Existing methods for robotic kit assembly in industrial automation—requiring fine-grained orientation alignment—suffer from low accuracy and high computational overhead. Method: We propose a novel approach that autonomously learns high-precision grasping and placing policies from minimal human demonstrations. Our method introduces the Rotation-Equivariant Orientation Histogram (EOH), a new representation integrating Fourier-based directional discretization, rotation-equivariant feature learning, and subgroup-aligned EOH compression for matching—unifying high-resolution orientation modeling with compact feature matching. We further design an end-to-end vision-to-action mapping framework. Contribution/Results: On the HTKD simulation dataset, our method significantly outperforms mainstream baselines in both task success rate and inference efficiency. It demonstrates strong generalization across five real-world Raven-10 robotic tasks and has been successfully deployed on physical hardware.
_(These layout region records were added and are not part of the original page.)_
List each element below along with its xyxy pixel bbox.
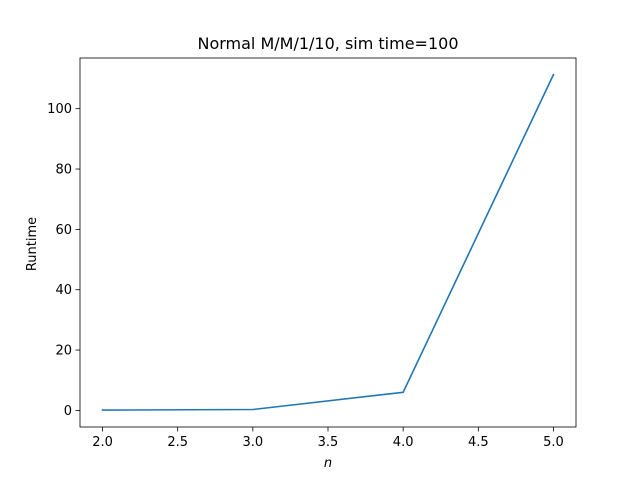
x-tick-label: 4.5 bbox=[468, 435, 489, 450]
x-tick-label: 2.0 bbox=[92, 435, 113, 450]
y-tick-label: 60 bbox=[55, 223, 72, 238]
chart-title: Normal M/M/1/10, sim time=100 bbox=[197, 34, 458, 53]
x-tick-label: 5.0 bbox=[543, 435, 564, 450]
y-axis-ticks: 0 20 40 60 80 100 bbox=[47, 102, 80, 419]
axes-frame bbox=[79, 57, 577, 428]
y-axis-label: Runtime bbox=[25, 217, 40, 271]
x-tick-label: 4.0 bbox=[393, 435, 414, 450]
plot-area bbox=[101, 73, 555, 411]
y-tick-label: 0 bbox=[64, 404, 72, 419]
x-tick-label: 2.5 bbox=[167, 435, 188, 450]
y-tick-label: 20 bbox=[55, 344, 72, 359]
y-tick-label: 100 bbox=[47, 102, 72, 117]
y-tick-label: 80 bbox=[55, 163, 72, 178]
x-tick-label: 3.0 bbox=[243, 435, 264, 450]
series-line-0 bbox=[101, 73, 555, 411]
x-axis-label: n bbox=[324, 456, 332, 471]
y-tick-label: 40 bbox=[55, 283, 72, 298]
x-tick-label: 3.5 bbox=[318, 435, 339, 450]
x-axis-ticks: 2.0 2.5 3.0 3.5 4.0 4.5 5.0 bbox=[92, 427, 564, 450]
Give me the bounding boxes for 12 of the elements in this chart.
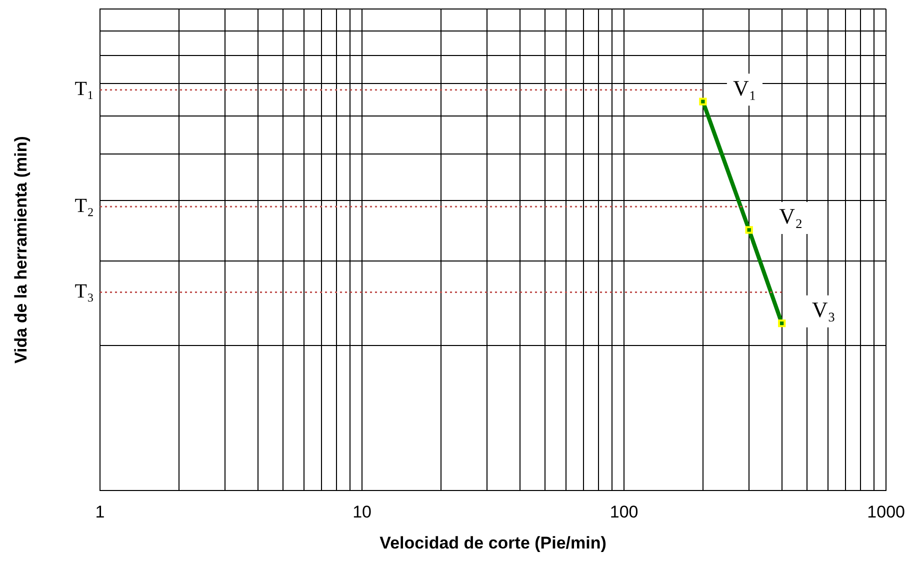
ref-line-label: T₃ bbox=[74, 280, 94, 302]
x-tick-label: 100 bbox=[610, 502, 638, 522]
y-axis-title: Vida de la herramienta (min) bbox=[12, 136, 31, 364]
x-tick-label: 10 bbox=[352, 502, 372, 522]
ref-line-label: T₁ bbox=[74, 78, 94, 100]
x-axis-title: Velocidad de corte (Pie/min) bbox=[380, 534, 606, 553]
annotation: V₁ bbox=[732, 75, 756, 100]
annotation: V₃ bbox=[812, 297, 836, 322]
x-tick-label: 1 bbox=[95, 502, 105, 522]
x-tick-label: 1000 bbox=[867, 502, 906, 522]
ref-line-label: T₂ bbox=[74, 194, 94, 217]
annotation: V₂ bbox=[779, 204, 803, 229]
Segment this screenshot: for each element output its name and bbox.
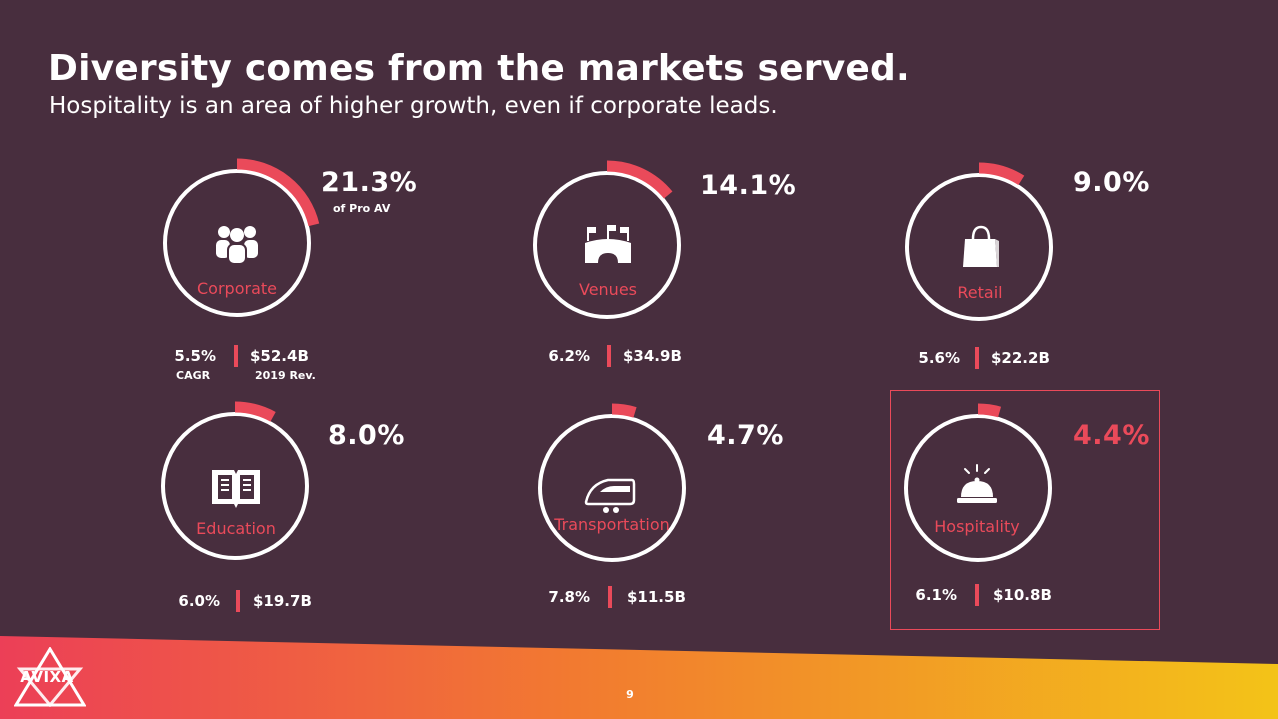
shopping-bag-icon <box>963 225 999 267</box>
market-label: Education <box>196 519 276 538</box>
share-ring <box>533 160 681 319</box>
market-label: Venues <box>578 280 637 299</box>
market-share-value: 21.3% <box>321 167 418 198</box>
value-separator <box>236 590 240 612</box>
share-arc <box>978 162 1025 186</box>
cagr-value: 5.6% <box>918 349 960 367</box>
value-separator <box>975 584 979 606</box>
share-arc <box>236 158 320 227</box>
revenue-value: $22.2B <box>991 349 1050 367</box>
cagr-value: 6.2% <box>548 347 590 365</box>
value-separator <box>608 586 612 608</box>
value-separator <box>607 345 611 367</box>
share-ring <box>904 403 1052 562</box>
logo-text: AVIXA <box>20 668 74 686</box>
revenue-value: $34.9B <box>623 347 682 365</box>
revenue-value: $19.7B <box>253 592 312 610</box>
value-separator <box>975 347 979 369</box>
share-arc <box>977 403 1002 418</box>
stadium-icon <box>585 225 631 263</box>
cagr-value: 5.5% <box>174 347 216 365</box>
revenue-caption: 2019 Rev. <box>255 369 316 382</box>
revenue-value: $11.5B <box>627 588 686 606</box>
highlight-box <box>890 390 1160 630</box>
cagr-value: 6.1% <box>915 586 957 604</box>
revenue-value: $10.8B <box>993 586 1052 604</box>
share-caption: of Pro AV <box>333 202 391 215</box>
share-ring <box>163 158 320 317</box>
slide-title: Diversity comes from the markets served. <box>48 48 910 89</box>
market-label: Transportation <box>554 515 670 534</box>
market-label: Hospitality <box>934 517 1020 536</box>
share-arc <box>234 401 276 422</box>
market-label: Retail <box>957 283 1003 302</box>
page-number: 9 <box>626 688 634 701</box>
revenue-value: $52.4B <box>250 347 309 365</box>
open-book-icon <box>212 470 260 508</box>
service-bell-icon <box>957 464 997 503</box>
share-ring <box>161 401 309 560</box>
share-ring <box>538 403 686 562</box>
market-share-value: 4.7% <box>707 420 784 451</box>
avixa-logo <box>14 647 86 707</box>
market-share-value: 8.0% <box>328 420 405 451</box>
slide-subtitle: Hospitality is an area of higher growth,… <box>49 93 778 119</box>
train-icon <box>584 478 636 513</box>
cagr-caption: CAGR <box>176 369 211 382</box>
market-share-value: 14.1% <box>700 170 797 201</box>
market-label: Corporate <box>197 279 277 298</box>
value-separator <box>234 345 238 367</box>
share-arc <box>606 160 673 199</box>
share-arc <box>611 403 637 418</box>
cagr-value: 6.0% <box>178 592 220 610</box>
market-share-value: 9.0% <box>1073 167 1150 198</box>
market-share-value: 4.4% <box>1073 420 1150 451</box>
cagr-value: 7.8% <box>548 588 590 606</box>
share-ring <box>905 162 1053 321</box>
people-group-icon <box>216 226 258 265</box>
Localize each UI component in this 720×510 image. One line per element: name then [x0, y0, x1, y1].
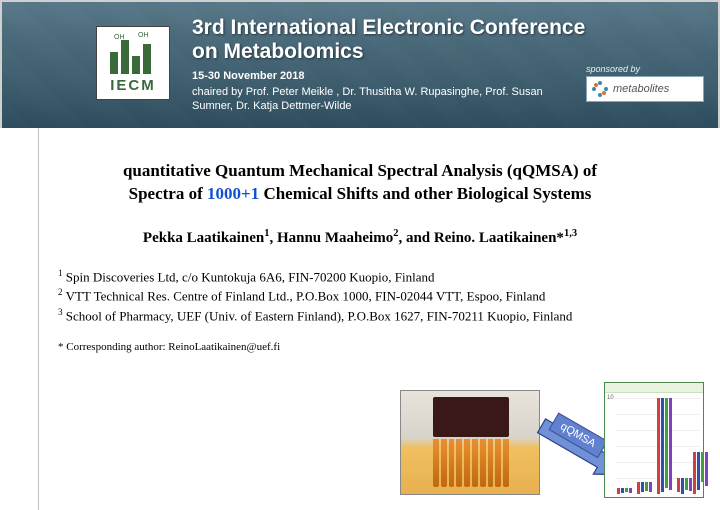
conference-title-line2: on Metabolomics [192, 40, 585, 64]
author-2-aff: 2 [393, 228, 398, 239]
chart-bar-group [617, 488, 632, 494]
title-line2a: Spectra of [129, 184, 207, 203]
chart-bar-group [677, 478, 692, 494]
slide-content: quantitative Quantum Mechanical Spectral… [0, 128, 720, 353]
metabolites-icon [591, 80, 609, 98]
conference-title-line1: 3rd International Electronic Conference [192, 16, 585, 40]
photo-vials [433, 439, 509, 487]
author-3-aff: 1,3 [564, 228, 577, 239]
chart-bar-group [637, 482, 652, 494]
affiliations: 1 Spin Discoveries Ltd, c/o Kuntokuja 6A… [58, 267, 662, 326]
authors-line: Pekka Laatikainen1, Hannu Maaheimo2, and… [58, 228, 662, 247]
title-link[interactable]: 1000+1 [207, 184, 259, 203]
logo-acronym: IECM [110, 77, 156, 94]
sponsor-box: sponsored by metabolites [586, 64, 704, 102]
result-bar-chart: 10 [604, 382, 704, 498]
affiliation-3: School of Pharmacy, UEF (Univ. of Easter… [66, 308, 573, 323]
conference-chairs: chaired by Prof. Peter Meikle , Dr. Thus… [192, 85, 552, 114]
author-1-aff: 1 [264, 228, 269, 239]
conference-header-banner: OH OH IECM 3rd International Electronic … [0, 0, 720, 128]
conference-dates: 15-30 November 2018 [192, 70, 305, 82]
sponsor-badge: metabolites [586, 76, 704, 102]
sponsor-name: metabolites [613, 83, 669, 95]
author-1: Pekka Laatikainen [143, 230, 264, 246]
sponsor-label: sponsored by [586, 64, 704, 74]
chart-bar-group [657, 398, 672, 494]
presentation-title: quantitative Quantum Mechanical Spectral… [58, 160, 662, 206]
corresponding-author: * Corresponding author: ReinoLaatikainen… [58, 341, 662, 353]
chart-header-strip [605, 383, 703, 393]
author-2: Hannu Maaheimo [277, 230, 393, 246]
affiliation-2: VTT Technical Res. Centre of Finland Ltd… [66, 289, 546, 304]
title-line1: quantitative Quantum Mechanical Spectral… [123, 161, 597, 180]
logo-molecule-icon: OH OH [108, 32, 158, 74]
photo-sample-rack [433, 397, 509, 437]
iecm-logo: OH OH IECM [96, 26, 170, 100]
chart-plot-area [615, 397, 700, 494]
chart-bar-group [693, 452, 708, 494]
conference-title: 3rd International Electronic Conference … [192, 16, 585, 64]
affiliation-1: Spin Discoveries Ltd, c/o Kuntokuja 6A6,… [66, 269, 435, 284]
title-line2b: Chemical Shifts and other Biological Sys… [259, 184, 591, 203]
sample-photo [400, 390, 540, 495]
chart-y-label: 10 [607, 395, 614, 401]
author-3: Reino. Laatikainen* [434, 230, 564, 246]
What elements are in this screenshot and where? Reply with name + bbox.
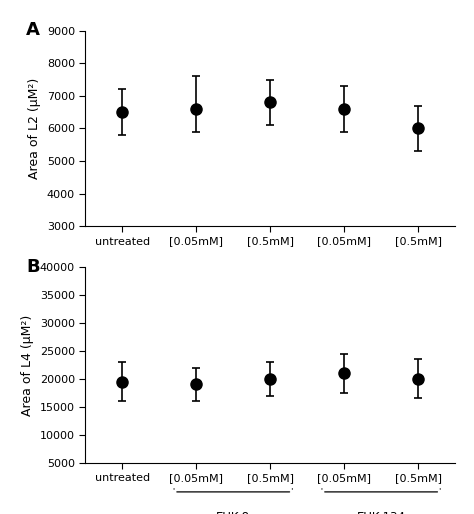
Y-axis label: Area of L2 (μM²): Area of L2 (μM²) [28, 78, 41, 179]
Text: EUK-8: EUK-8 [216, 511, 250, 514]
Text: EUK-134: EUK-134 [356, 269, 406, 282]
Text: A: A [26, 21, 40, 39]
Text: EUK-134: EUK-134 [356, 511, 406, 514]
Y-axis label: Area of L4 (μM²): Area of L4 (μM²) [21, 315, 34, 415]
Text: EUK-8: EUK-8 [216, 269, 250, 282]
Text: B: B [26, 258, 40, 276]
Robotic kitting is a critical task in industrial automation that requires the precise arrangement of objects into kits to support downstream production processes. However, when handling complex kitting tasks that involve fine-grained orientation alignment, existing approaches often suffer from limited accuracy and computational efficiency. To address these challenges, we propose Histogram Transporter, a novel kitting framework that learns high-precision pick-and-place actions from scratch using only a few demonstrations. First, our method extracts rotation-equivariant orientation histograms (EOHs) from visual observations using an efficient Fourier-based discretization strategy. These EOHs serve a dual purpose: improving picking efficiency by directly modeling action success probabilities over high-resolution orientations and enhancing placing accuracy by serving as local, discriminative feature descriptors for object-to-placement matching. Second, we introduce a subgroup alignment strategy in the place model that compresses the full spectrum of EOHs into a compact orientation representation, enabling efficient feature matching while preserving accuracy. Finally, we examine the proposed framework on the simulated Hand-Tool Kitting Dataset (HTKD), where it outperforms competitive baselines in both success rates and computational efficiency. Further experiments on five Raven-10 tasks exhibits the remarkable adaptability of our approach, with real-robot trials confirming its applicability for real-world deployment.